The candidate set should be larger than the display count.

If the UI needs 6 results, retrieving 30 to 100 candidates gives downstream logic room to filter and diversify.

Larger candidate sets can improve quality but may increase latency and reranking cost.

Choosing the Similarity Metric

Use the distance or similarity metric expected by the embedding model.

Common choices include cosine similarity, dot product, and Euclidean distance.

Changing the metric without testing can silently degrade recommendation quality.

Preventing Repetitive Rows

A common failure is showing products that are too similar.

For example, a row may show eight versions of the same shirt in slightly different colors.

Use variant grouping, diversity reranking, or category limits to make the row more useful.

Preventing Bad Substitutes

Similarity does not always mean substitutability.

A product can look similar but be the wrong size, incompatible, unavailable, unsafe, or inappropriate for the user.

Use filters and rules for hard constraints.

Adding Explanations

Recommendation explanations can improve trust and debugging.

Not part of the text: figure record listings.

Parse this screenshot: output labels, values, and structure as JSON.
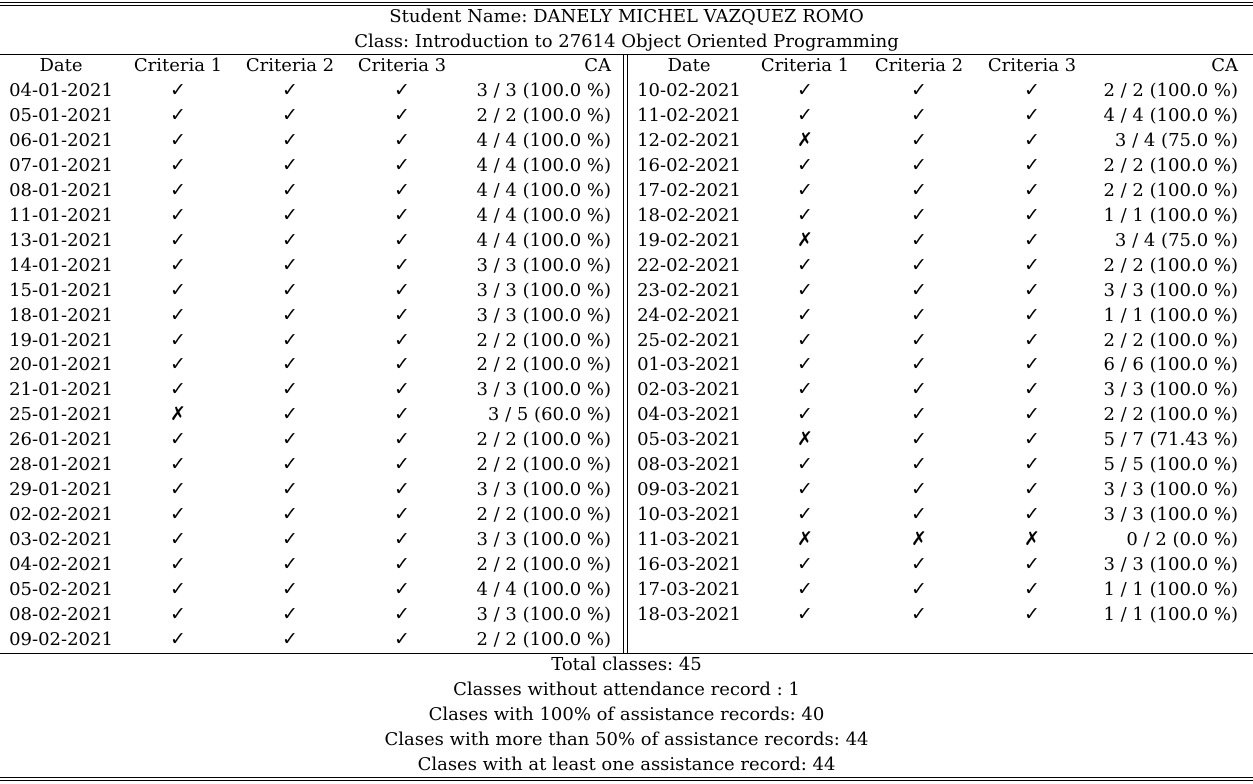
{
  "student_label": "Student Name: DANELY MICHEL VAZQUEZ ROMO",
  "class_label": "Class: Introduction to 27614 Object Oriented Programming",
  "columns": [
    "Date",
    "Criteria 1",
    "Criteria 2",
    "Criteria 3",
    "CA"
  ],
  "marks": {
    "yes": "✓",
    "no": "✗"
  },
  "left_rows": [
    [
      "04-01-2021",
      "yes",
      "yes",
      "yes",
      "3 / 3 (100.0 %)"
    ],
    [
      "05-01-2021",
      "yes",
      "yes",
      "yes",
      "2 / 2 (100.0 %)"
    ],
    [
      "06-01-2021",
      "yes",
      "yes",
      "yes",
      "4 / 4 (100.0 %)"
    ],
    [
      "07-01-2021",
      "yes",
      "yes",
      "yes",
      "4 / 4 (100.0 %)"
    ],
    [
      "08-01-2021",
      "yes",
      "yes",
      "yes",
      "4 / 4 (100.0 %)"
    ],
    [
      "11-01-2021",
      "yes",
      "yes",
      "yes",
      "4 / 4 (100.0 %)"
    ],
    [
      "13-01-2021",
      "yes",
      "yes",
      "yes",
      "4 / 4 (100.0 %)"
    ],
    [
      "14-01-2021",
      "yes",
      "yes",
      "yes",
      "3 / 3 (100.0 %)"
    ],
    [
      "15-01-2021",
      "yes",
      "yes",
      "yes",
      "3 / 3 (100.0 %)"
    ],
    [
      "18-01-2021",
      "yes",
      "yes",
      "yes",
      "3 / 3 (100.0 %)"
    ],
    [
      "19-01-2021",
      "yes",
      "yes",
      "yes",
      "2 / 2 (100.0 %)"
    ],
    [
      "20-01-2021",
      "yes",
      "yes",
      "yes",
      "2 / 2 (100.0 %)"
    ],
    [
      "21-01-2021",
      "yes",
      "yes",
      "yes",
      "3 / 3 (100.0 %)"
    ],
    [
      "25-01-2021",
      "no",
      "yes",
      "yes",
      "3 / 5 (60.0 %)"
    ],
    [
      "26-01-2021",
      "yes",
      "yes",
      "yes",
      "2 / 2 (100.0 %)"
    ],
    [
      "28-01-2021",
      "yes",
      "yes",
      "yes",
      "2 / 2 (100.0 %)"
    ],
    [
      "29-01-2021",
      "yes",
      "yes",
      "yes",
      "3 / 3 (100.0 %)"
    ],
    [
      "02-02-2021",
      "yes",
      "yes",
      "yes",
      "2 / 2 (100.0 %)"
    ],
    [
      "03-02-2021",
      "yes",
      "yes",
      "yes",
      "3 / 3 (100.0 %)"
    ],
    [
      "04-02-2021",
      "yes",
      "yes",
      "yes",
      "2 / 2 (100.0 %)"
    ],
    [
      "05-02-2021",
      "yes",
      "yes",
      "yes",
      "4 / 4 (100.0 %)"
    ],
    [
      "08-02-2021",
      "yes",
      "yes",
      "yes",
      "3 / 3 (100.0 %)"
    ],
    [
      "09-02-2021",
      "yes",
      "yes",
      "yes",
      "2 / 2 (100.0 %)"
    ]
  ],
  "right_rows": [
    [
      "10-02-2021",
      "yes",
      "yes",
      "yes",
      "2 / 2 (100.0 %)"
    ],
    [
      "11-02-2021",
      "yes",
      "yes",
      "yes",
      "4 / 4 (100.0 %)"
    ],
    [
      "12-02-2021",
      "no",
      "yes",
      "yes",
      "3 / 4 (75.0 %)"
    ],
    [
      "16-02-2021",
      "yes",
      "yes",
      "yes",
      "2 / 2 (100.0 %)"
    ],
    [
      "17-02-2021",
      "yes",
      "yes",
      "yes",
      "2 / 2 (100.0 %)"
    ],
    [
      "18-02-2021",
      "yes",
      "yes",
      "yes",
      "1 / 1 (100.0 %)"
    ],
    [
      "19-02-2021",
      "no",
      "yes",
      "yes",
      "3 / 4 (75.0 %)"
    ],
    [
      "22-02-2021",
      "yes",
      "yes",
      "yes",
      "2 / 2 (100.0 %)"
    ],
    [
      "23-02-2021",
      "yes",
      "yes",
      "yes",
      "3 / 3 (100.0 %)"
    ],
    [
      "24-02-2021",
      "yes",
      "yes",
      "yes",
      "1 / 1 (100.0 %)"
    ],
    [
      "25-02-2021",
      "yes",
      "yes",
      "yes",
      "2 / 2 (100.0 %)"
    ],
    [
      "01-03-2021",
      "yes",
      "yes",
      "yes",
      "6 / 6 (100.0 %)"
    ],
    [
      "02-03-2021",
      "yes",
      "yes",
      "yes",
      "3 / 3 (100.0 %)"
    ],
    [
      "04-03-2021",
      "yes",
      "yes",
      "yes",
      "2 / 2 (100.0 %)"
    ],
    [
      "05-03-2021",
      "no",
      "yes",
      "yes",
      "5 / 7 (71.43 %)"
    ],
    [
      "08-03-2021",
      "yes",
      "yes",
      "yes",
      "5 / 5 (100.0 %)"
    ],
    [
      "09-03-2021",
      "yes",
      "yes",
      "yes",
      "3 / 3 (100.0 %)"
    ],
    [
      "10-03-2021",
      "yes",
      "yes",
      "yes",
      "3 / 3 (100.0 %)"
    ],
    [
      "11-03-2021",
      "no",
      "no",
      "no",
      "0 / 2 (0.0 %)"
    ],
    [
      "16-03-2021",
      "yes",
      "yes",
      "yes",
      "3 / 3 (100.0 %)"
    ],
    [
      "17-03-2021",
      "yes",
      "yes",
      "yes",
      "1 / 1 (100.0 %)"
    ],
    [
      "18-03-2021",
      "yes",
      "yes",
      "yes",
      "1 / 1 (100.0 %)"
    ]
  ],
  "summary": [
    "Total classes: 45",
    "Classes without attendance record : 1",
    "Clases with 100% of assistance records: 40",
    "Clases with more than 50% of assistance records: 44",
    "Clases with at least one assistance record: 44"
  ]
}
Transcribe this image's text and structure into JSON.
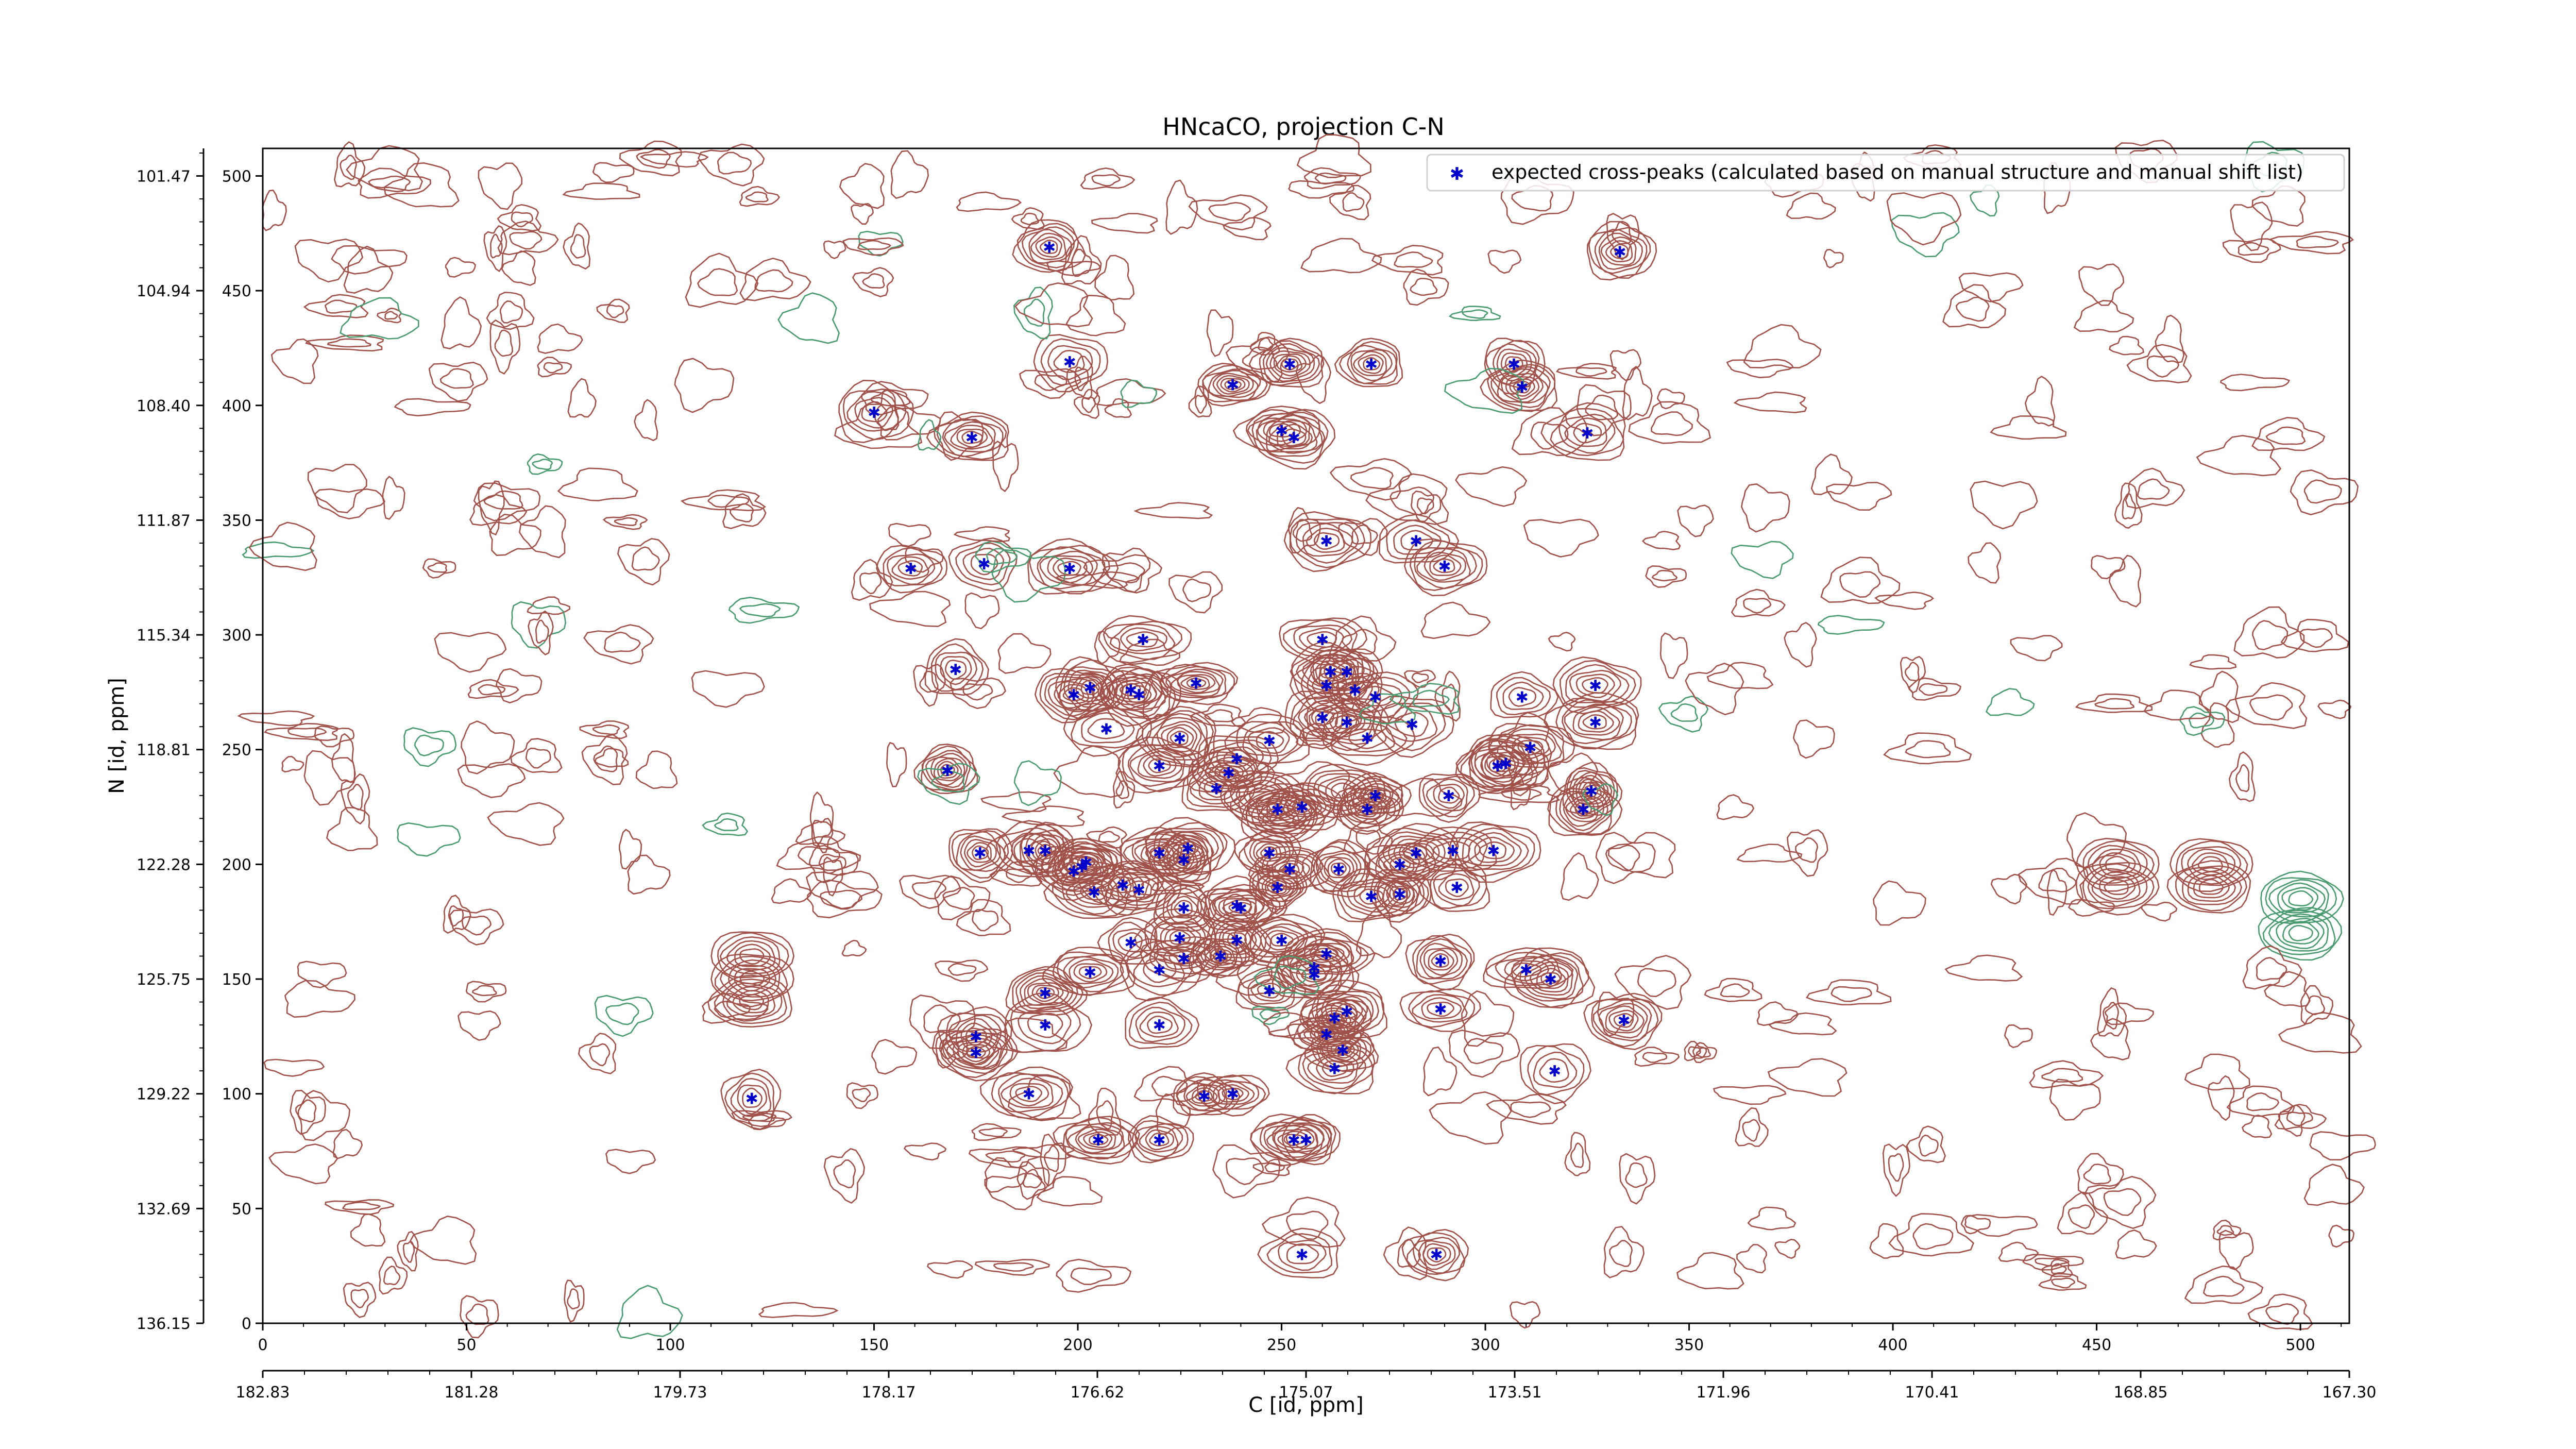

Examples include “similar style,” “same category,” “popular with customers who viewed this,” “matches your recent views,” or “compatible accessory.”

Explanations should be based on real signals, not generic labels.

Monitoring Production Quality

Monitor empty recommendation rows, filter drop-off, latency, candidate count, click-through rate, conversion rate, duplicate rate, diversity, and fallback frequency.

Also track embedding version, index version, and model changes.

Recommendation systems can degrade when catalog data or user behavior changes.

Common Mistakes

  • embedding only product titles when images drive similarity
  • not excluding the current item
  • not filtering unavailable products
  • retrieving too few candidates
  • ranking only by vector distance
  • showing near-duplicate variants
  • not logging impressions and clicks
  • not testing with real catalog scale
  • ignoring cold-start items
  • forgetting access control and regional eligibility

Minimum Viable Version

A minimum viable version can be simple.

Embed item title, description, category, and image if available. Store item metadata and vectors. Query with the current item. Exclude the current item and unavailable products. Return the top similar candidates.

Then add reranking, diversity, personalization, and evaluation as the system matures.

Summary

Building “customers also liked” recommendations with vector search starts with item embeddings and nearest-neighbor retrieval.

A production system also needs filters, reranking, diversity, freshness, event logging, and evaluation.

Vector search supplies the candidate set; the rest of the recommendation pipeline turns similar items into useful, safe, and measurable recommendations.